Bruno Toussaint : D’abord il faut dire que la firme Servier qui a développé le Médiator à partir du benfluorex connaît très bien son médicament. Il y a eu, dès le début des années 70 des articles et des publications émanant de chercheurs financés par Servier qui indiquaient que cette nouvelle substance, qui ne s’appelait pas encore benfluorex, est un puissant anorexigène. Ils l’écrivent et même s’en félicitent : car à l’époque, le marché du coupe-faim est prometteur.
Côté marketing, Servier fait un choix stratégique : ils ont déjà un anorexigène sur le marché, et ils décident donc de cibler le benfluorex pour les pathologies de l’hyperlipidémie et du diabète. Le laboratoire déploie alors pas mal d’énergie pour obtenir les autorisations dans ce sens, allant jusqu’à demander le changement de la dénomination commune internationale (DCI) du benfluorex : le "orex" à la fin, induisant qu’on a affaire à un anorexigène. Ils n’obtiennent pas ce changement qui voudrait faire oublier la nature coupe-faim du médicament. En revanche, ils obtiennent l’AMM (autorisation de mise sur le marché) pour le diabète et l’hyperlipidémie, en 1974.

2) Dans les années 90, soit 20 ans plus tard les anorexigènes sont interdits, mais le Médiator continue sa carrière... Un " oubli " ?

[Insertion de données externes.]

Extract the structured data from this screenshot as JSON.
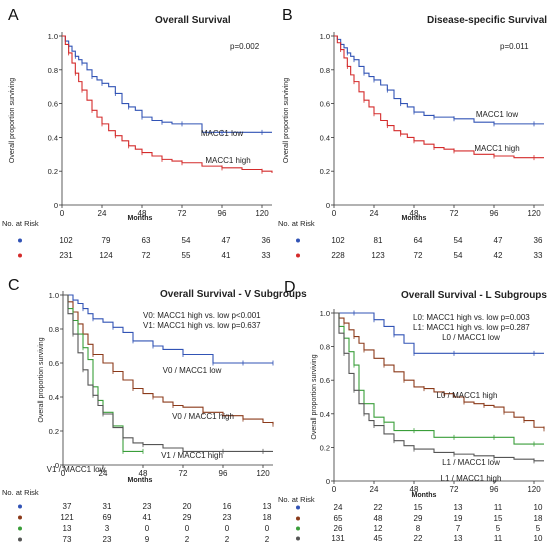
{
  "chart_data": [
    {
      "panel": "A",
      "type": "line",
      "title": "Overall Survival",
      "xlabel": "Months",
      "ylabel": "Overall proportion surviving",
      "xlim": [
        0,
        126
      ],
      "ylim": [
        0,
        1.0
      ],
      "xticks": [
        0,
        24,
        48,
        72,
        96,
        120
      ],
      "yticks": [
        0,
        0.2,
        0.4,
        0.6,
        0.8,
        1.0
      ],
      "annotations": [
        {
          "text": "p=0.002"
        }
      ],
      "series": [
        {
          "name": "MACC1 low",
          "color": "#3153b5",
          "x": [
            0,
            2,
            4,
            6,
            8,
            10,
            12,
            15,
            18,
            21,
            24,
            28,
            32,
            36,
            40,
            44,
            48,
            54,
            60,
            66,
            72,
            84,
            96,
            108,
            120,
            126
          ],
          "y": [
            1.0,
            0.97,
            0.94,
            0.91,
            0.88,
            0.86,
            0.84,
            0.8,
            0.76,
            0.74,
            0.72,
            0.7,
            0.66,
            0.6,
            0.58,
            0.56,
            0.52,
            0.5,
            0.49,
            0.48,
            0.48,
            0.43,
            0.43,
            0.43,
            0.43,
            0.43
          ]
        },
        {
          "name": "MACC1 high",
          "color": "#d42b2b",
          "x": [
            0,
            2,
            4,
            6,
            8,
            10,
            12,
            15,
            18,
            21,
            24,
            28,
            32,
            36,
            40,
            44,
            48,
            54,
            60,
            66,
            72,
            84,
            96,
            108,
            120,
            126
          ],
          "y": [
            1.0,
            0.95,
            0.9,
            0.84,
            0.78,
            0.73,
            0.68,
            0.62,
            0.56,
            0.52,
            0.48,
            0.44,
            0.41,
            0.38,
            0.35,
            0.33,
            0.31,
            0.29,
            0.27,
            0.26,
            0.25,
            0.23,
            0.22,
            0.21,
            0.2,
            0.19
          ]
        }
      ],
      "labels": [
        {
          "text": "MACC1 low",
          "series": 0
        },
        {
          "text": "MACC1 high",
          "series": 1
        }
      ],
      "risk_table": {
        "title": "No. at Risk",
        "rows": [
          {
            "color": "#3153b5",
            "values": [
              "102",
              "79",
              "63",
              "54",
              "47",
              "36"
            ]
          },
          {
            "color": "#d42b2b",
            "values": [
              "231",
              "124",
              "72",
              "55",
              "41",
              "33"
            ]
          }
        ]
      }
    },
    {
      "panel": "B",
      "type": "line",
      "title": "Disease-specific Survival",
      "xlabel": "Months",
      "ylabel": "Overall proportion surviving",
      "xlim": [
        0,
        126
      ],
      "ylim": [
        0,
        1.0
      ],
      "xticks": [
        0,
        24,
        48,
        72,
        96,
        120
      ],
      "yticks": [
        0,
        0.2,
        0.4,
        0.6,
        0.8,
        1.0
      ],
      "annotations": [
        {
          "text": "p=0.011"
        }
      ],
      "series": [
        {
          "name": "MACC1 low",
          "color": "#3153b5",
          "x": [
            0,
            2,
            4,
            6,
            8,
            10,
            12,
            15,
            18,
            21,
            24,
            28,
            32,
            36,
            40,
            44,
            48,
            54,
            60,
            66,
            72,
            84,
            96,
            108,
            120,
            126
          ],
          "y": [
            1.0,
            0.98,
            0.95,
            0.93,
            0.9,
            0.88,
            0.86,
            0.82,
            0.78,
            0.76,
            0.74,
            0.71,
            0.68,
            0.63,
            0.6,
            0.58,
            0.55,
            0.53,
            0.52,
            0.52,
            0.51,
            0.49,
            0.48,
            0.48,
            0.48,
            0.48
          ]
        },
        {
          "name": "MACC1 high",
          "color": "#d42b2b",
          "x": [
            0,
            2,
            4,
            6,
            8,
            10,
            12,
            15,
            18,
            21,
            24,
            28,
            32,
            36,
            40,
            44,
            48,
            54,
            60,
            66,
            72,
            84,
            96,
            108,
            120,
            126
          ],
          "y": [
            1.0,
            0.96,
            0.92,
            0.87,
            0.82,
            0.77,
            0.73,
            0.67,
            0.62,
            0.58,
            0.54,
            0.5,
            0.47,
            0.44,
            0.42,
            0.4,
            0.38,
            0.36,
            0.34,
            0.33,
            0.32,
            0.3,
            0.29,
            0.28,
            0.28,
            0.28
          ]
        }
      ],
      "labels": [
        {
          "text": "MACC1 low",
          "series": 0
        },
        {
          "text": "MACC1 high",
          "series": 1
        }
      ],
      "risk_table": {
        "title": "No. at Risk",
        "rows": [
          {
            "color": "#3153b5",
            "values": [
              "102",
              "81",
              "64",
              "54",
              "47",
              "36"
            ]
          },
          {
            "color": "#d42b2b",
            "values": [
              "228",
              "123",
              "72",
              "54",
              "42",
              "33"
            ]
          }
        ]
      }
    },
    {
      "panel": "C",
      "type": "line",
      "title": "Overall Survival - V Subgroups",
      "xlabel": "Months",
      "ylabel": "Overall proportion surviving",
      "xlim": [
        0,
        126
      ],
      "ylim": [
        0,
        1.0
      ],
      "xticks": [
        0,
        24,
        48,
        72,
        96,
        120
      ],
      "yticks": [
        0,
        0.2,
        0.4,
        0.6,
        0.8,
        1.0
      ],
      "annotations": [
        {
          "text": "V0: MACC1 high vs. low p<0.001"
        },
        {
          "text": "V1: MACC1 high vs. low p=0.637"
        }
      ],
      "series": [
        {
          "name": "V0 / MACC1 low",
          "color": "#3153b5",
          "x": [
            0,
            3,
            6,
            9,
            12,
            15,
            18,
            24,
            30,
            36,
            42,
            48,
            54,
            60,
            72,
            84,
            90,
            96,
            108,
            120,
            126
          ],
          "y": [
            1.0,
            1.0,
            0.97,
            0.95,
            0.92,
            0.89,
            0.86,
            0.84,
            0.81,
            0.78,
            0.73,
            0.73,
            0.7,
            0.68,
            0.65,
            0.65,
            0.6,
            0.6,
            0.6,
            0.6,
            0.6
          ]
        },
        {
          "name": "V0 / MACC1 high",
          "color": "#8b3a1a",
          "x": [
            0,
            3,
            6,
            9,
            12,
            15,
            18,
            24,
            30,
            36,
            42,
            48,
            54,
            60,
            66,
            72,
            84,
            96,
            108,
            120,
            126
          ],
          "y": [
            1.0,
            0.96,
            0.9,
            0.83,
            0.77,
            0.71,
            0.65,
            0.6,
            0.55,
            0.5,
            0.45,
            0.42,
            0.4,
            0.37,
            0.35,
            0.34,
            0.31,
            0.29,
            0.27,
            0.25,
            0.24
          ]
        },
        {
          "name": "V1 / MACC1 low",
          "color": "#3a9e3a",
          "x": [
            0,
            3,
            6,
            9,
            12,
            15,
            18,
            21,
            24,
            30,
            36,
            42,
            48
          ],
          "y": [
            1.0,
            0.92,
            0.85,
            0.77,
            0.69,
            0.62,
            0.46,
            0.38,
            0.31,
            0.23,
            0.08,
            0.08,
            0.08
          ]
        },
        {
          "name": "V1 / MACC1 high",
          "color": "#555555",
          "x": [
            0,
            3,
            6,
            9,
            12,
            15,
            18,
            21,
            24,
            30,
            36,
            42,
            48,
            60,
            72,
            84,
            96,
            108,
            120,
            126
          ],
          "y": [
            1.0,
            0.89,
            0.77,
            0.66,
            0.56,
            0.47,
            0.41,
            0.35,
            0.3,
            0.22,
            0.16,
            0.13,
            0.12,
            0.1,
            0.08,
            0.08,
            0.08,
            0.08,
            0.08,
            0.08
          ]
        }
      ],
      "labels": [
        {
          "text": "V0 / MACC1 low",
          "series": 0
        },
        {
          "text": "V0 / MACC1 high",
          "series": 1
        },
        {
          "text": "V1 / MACC1 high",
          "series": 3
        },
        {
          "text": "V1 / MACC1 low",
          "series": 2
        }
      ],
      "risk_table": {
        "title": "No. at Risk",
        "rows": [
          {
            "color": "#3153b5",
            "values": [
              "37",
              "31",
              "23",
              "20",
              "16",
              "13"
            ]
          },
          {
            "color": "#8b3a1a",
            "values": [
              "121",
              "69",
              "41",
              "29",
              "23",
              "18"
            ]
          },
          {
            "color": "#3a9e3a",
            "values": [
              "13",
              "3",
              "0",
              "0",
              "0",
              "0"
            ]
          },
          {
            "color": "#555555",
            "values": [
              "73",
              "23",
              "9",
              "2",
              "2",
              "2"
            ]
          }
        ]
      }
    },
    {
      "panel": "D",
      "type": "line",
      "title": "Overall Survival - L Subgroups",
      "xlabel": "Months",
      "ylabel": "Overall proportion surviving",
      "xlim": [
        0,
        126
      ],
      "ylim": [
        0,
        1.0
      ],
      "xticks": [
        0,
        24,
        48,
        72,
        96,
        120
      ],
      "yticks": [
        0,
        0.2,
        0.4,
        0.6,
        0.8,
        1.0
      ],
      "annotations": [
        {
          "text": "L0: MACC1 high vs. low p=0.003"
        },
        {
          "text": "L1: MACC1 high vs. low p=0.287"
        }
      ],
      "series": [
        {
          "name": "L0 / MACC1 low",
          "color": "#3153b5",
          "x": [
            0,
            6,
            12,
            18,
            24,
            30,
            36,
            42,
            48,
            60,
            72,
            96,
            120,
            126
          ],
          "y": [
            1.0,
            1.0,
            1.0,
            1.0,
            0.96,
            0.92,
            0.87,
            0.82,
            0.76,
            0.76,
            0.76,
            0.76,
            0.76,
            0.76
          ]
        },
        {
          "name": "L0 / MACC1 high",
          "color": "#8b3a1a",
          "x": [
            0,
            3,
            6,
            9,
            12,
            15,
            18,
            24,
            30,
            36,
            42,
            48,
            54,
            60,
            66,
            72,
            78,
            84,
            90,
            96,
            102,
            108,
            114,
            120,
            126
          ],
          "y": [
            1.0,
            0.97,
            0.94,
            0.9,
            0.86,
            0.82,
            0.78,
            0.73,
            0.69,
            0.65,
            0.6,
            0.56,
            0.55,
            0.53,
            0.52,
            0.5,
            0.47,
            0.46,
            0.45,
            0.44,
            0.41,
            0.38,
            0.36,
            0.32,
            0.31
          ]
        },
        {
          "name": "L1 / MACC1 low",
          "color": "#3a9e3a",
          "x": [
            0,
            3,
            6,
            9,
            12,
            15,
            18,
            24,
            30,
            36,
            48,
            60,
            72,
            84,
            96,
            108,
            120,
            126
          ],
          "y": [
            1.0,
            0.92,
            0.85,
            0.77,
            0.69,
            0.54,
            0.46,
            0.38,
            0.35,
            0.3,
            0.3,
            0.26,
            0.26,
            0.26,
            0.26,
            0.22,
            0.22,
            0.22
          ]
        },
        {
          "name": "L1 / MACC1 high",
          "color": "#555555",
          "x": [
            0,
            3,
            6,
            9,
            12,
            15,
            18,
            21,
            24,
            30,
            36,
            42,
            48,
            60,
            72,
            84,
            96,
            108,
            120,
            126
          ],
          "y": [
            1.0,
            0.88,
            0.76,
            0.64,
            0.54,
            0.46,
            0.4,
            0.36,
            0.33,
            0.28,
            0.24,
            0.21,
            0.19,
            0.17,
            0.16,
            0.15,
            0.14,
            0.13,
            0.12,
            0.12
          ]
        }
      ],
      "labels": [
        {
          "text": "L0 / MACC1 low",
          "series": 0
        },
        {
          "text": "L0 / MACC1 high",
          "series": 1
        },
        {
          "text": "L1 / MACC1 low",
          "series": 2
        },
        {
          "text": "L1 / MACC1 high",
          "series": 3
        }
      ],
      "risk_table": {
        "title": "No. at Risk",
        "rows": [
          {
            "color": "#3153b5",
            "values": [
              "24",
              "22",
              "15",
              "13",
              "11",
              "10"
            ]
          },
          {
            "color": "#8b3a1a",
            "values": [
              "65",
              "48",
              "29",
              "19",
              "15",
              "18"
            ]
          },
          {
            "color": "#3a9e3a",
            "values": [
              "26",
              "12",
              "8",
              "7",
              "5",
              "5"
            ]
          },
          {
            "color": "#555555",
            "values": [
              "131",
              "45",
              "22",
              "13",
              "11",
              "10"
            ]
          }
        ]
      }
    }
  ]
}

B.T. : En effet, on découvre que ces médicaments sont dangereux pour les poumons avec l’hypertension artérielle pulmonaire, et pour certains d’entre eux pour les valves cardiaques. Le risque : une opération à cœur ouvert, ou une greffe-cœur-poumon... pour un bénéfice transitoire de quelques kilos de moins. Il est donc estimé que le risque est disproportionné. Et les coupe-faims sont alors interdits dans la plupart des pays. Servier voit son autre coupe-faim retiré du marché, mais arrive néanmoins à convaincre des agences du médicament que le Médiator n’est pas un coupe-faim, mais un médicament pour le diabète et les hyperlipidémies. Pas seulement en France, mais aussi en Italie (jusqu’en 2004), en Espagne (jusqu’en 2003).

3) La Suisse a vite retiré le Médiator de la vente...

B. T. : La Suisse a en effet été plus rapide, puisqu’ il est retiré discrètement en 1997. Il faut dire que la Suisse est un « petit » marché. Dans le même registre, on peut noter aussi qu’en France, la direction générale de la santé interdit le benfluorex dans les préparations magistrales (élaborées en pharmacie), dès 1995. C’est aussi un marché très restreint qui n’a rien à voir avec les quantités de la production industrielle, un marché beaucoup plus conséquent mais qui dépend de l’Agence du médicament (devenu depuis Afssaps).